Gary Posted October 30, 2000 Posted October 30, 2000 A plan states that act equiv uses mortality based on the 71GAM table (unisex blend). It does not say what percent the unisex blend is based on the male table or the female table. What blend is reasonable to assume in this case? That is since it is not specified can one take the approach that it be a 50% male and 50% female? The Plan violates 401(a)(25)(definitely determinable benefits). So any suggestions as to the extent that the Plan's percentage blend could be challenged on that basis? Gary
david rigby Posted October 30, 2000 Posted October 30, 2000 I would assume a 50/50 blend, based on the wording you have given, but it's hard to believe this has not come up before, thus creating a precedent. I'm a retirement actuary. Nothing about my comments is intended or should be construed as investment, tax, legal or accounting advice. Occasionally, but not all the time, it might be reasonable to interpret my comments as actuarial or consulting advice.
Guest Posted October 30, 2000 Posted October 30, 2000 ditto.... If there is no precident, call the attorney who wrote the document and ask him for the interpretation. I would not recommend that you just pick 50/50 out of the air because you think it seems reasonable without reviewing prior calcs and/or consulting with the attorney.
Gary Posted October 31, 2000 Author Posted October 31, 2000 I agree with your comments. I am looking at it from participant's perspective and playing devil's advocate. So my question really is, could it be MUCH of a case to argue that a 95/5 table is unreasonable (regardless of what plan has done) since it is not specified. Plan says the actuary determined it to be 95/5 based on employee population.

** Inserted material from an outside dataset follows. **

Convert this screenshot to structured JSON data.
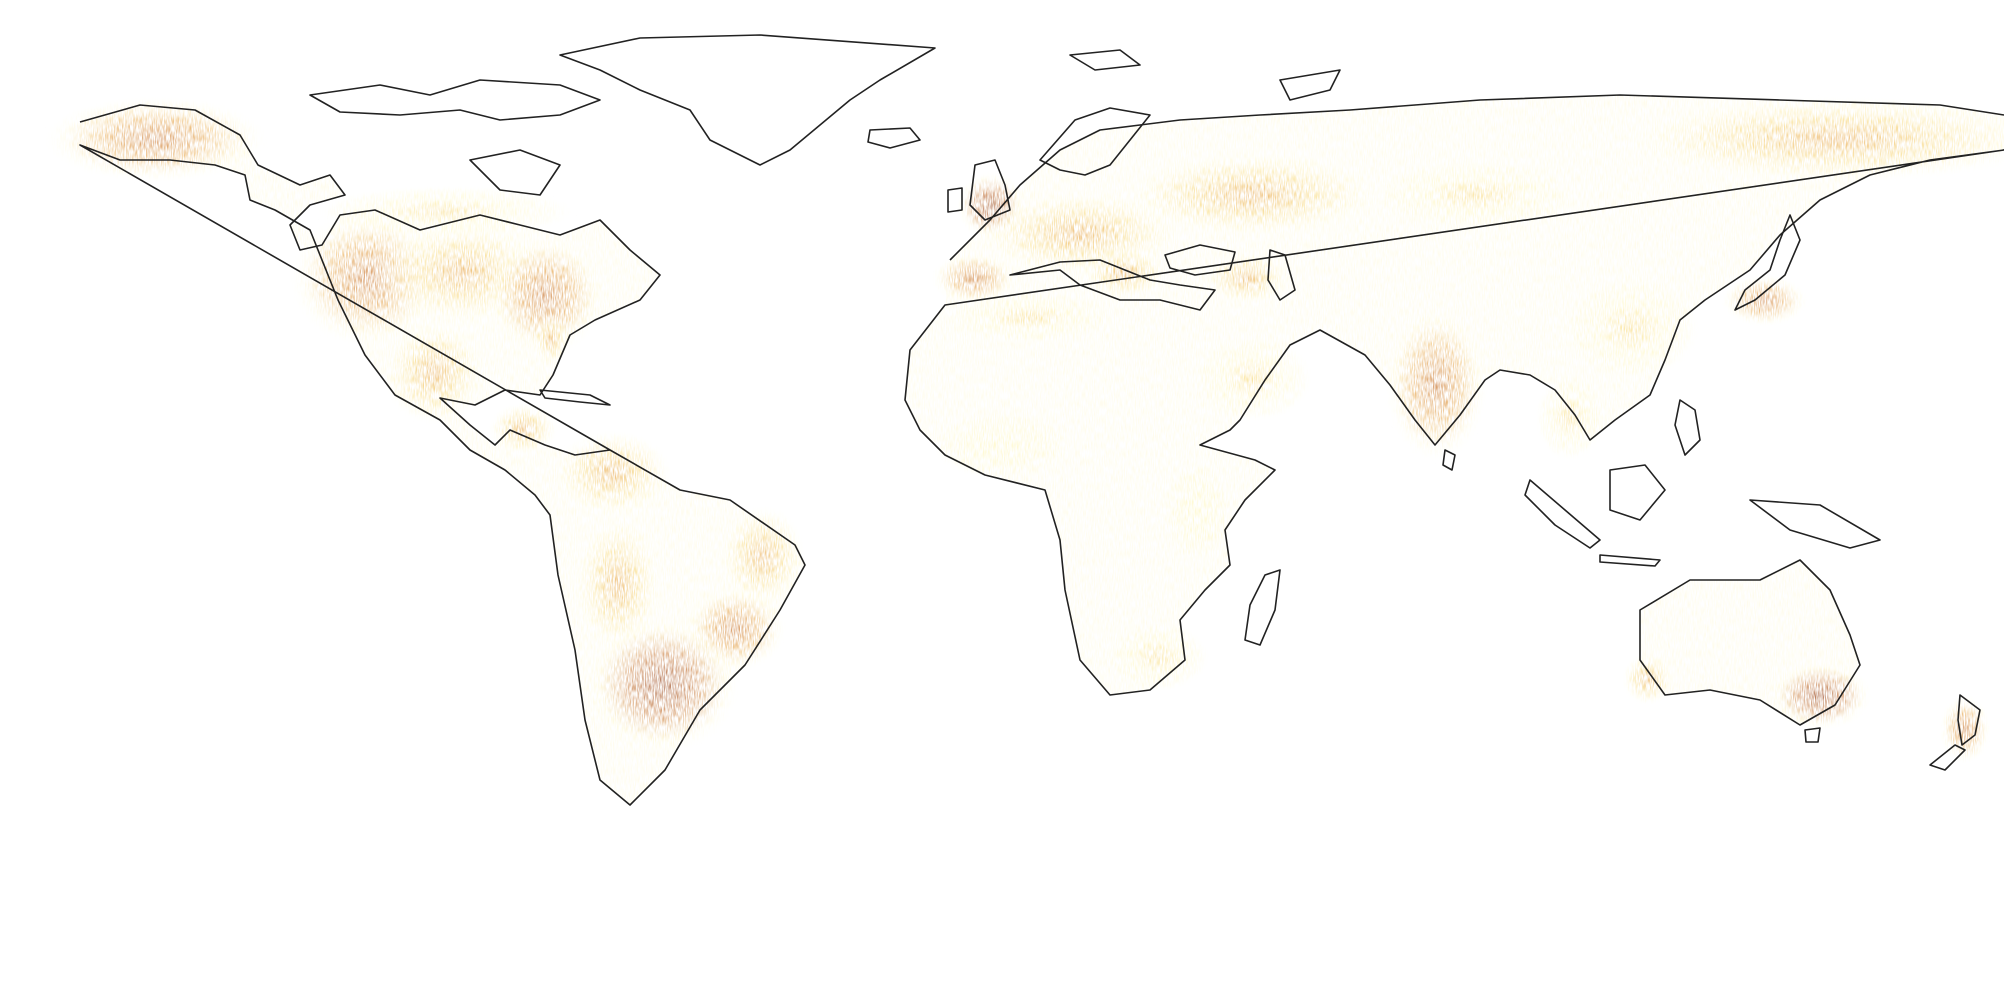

david rigby Posted October 31, 2000 Posted October 31, 2000 If there is no precedent, and no other indication of the original intent, then using the actual population as of a particular time is not an unreasonable definition, but that should mean a one-time decision, not likely to change. BTW, if the actual population is really 95/5, then it seems silly to me to define a blend. Another perpective is that you don't really care about the population mix; a better comparison would be the PV of benefits (probably using a turnover assumption) as of some "snapshot" date. At any rate, you would probably want to round your blending percentages, especially if you expect that data as of your snapshot might be changing. For example, if you have 84/16, then round to 80/20, or even 75/25. If the group is expected to change significantly over the next 10 years, then 60/40 might be reasonable. I'm a retirement actuary. Nothing about my comments is intended or should be construed as investment, tax, legal or accounting advice. Occasionally, but not all the time, it might be reasonable to interpret my comments as actuarial or consulting advice.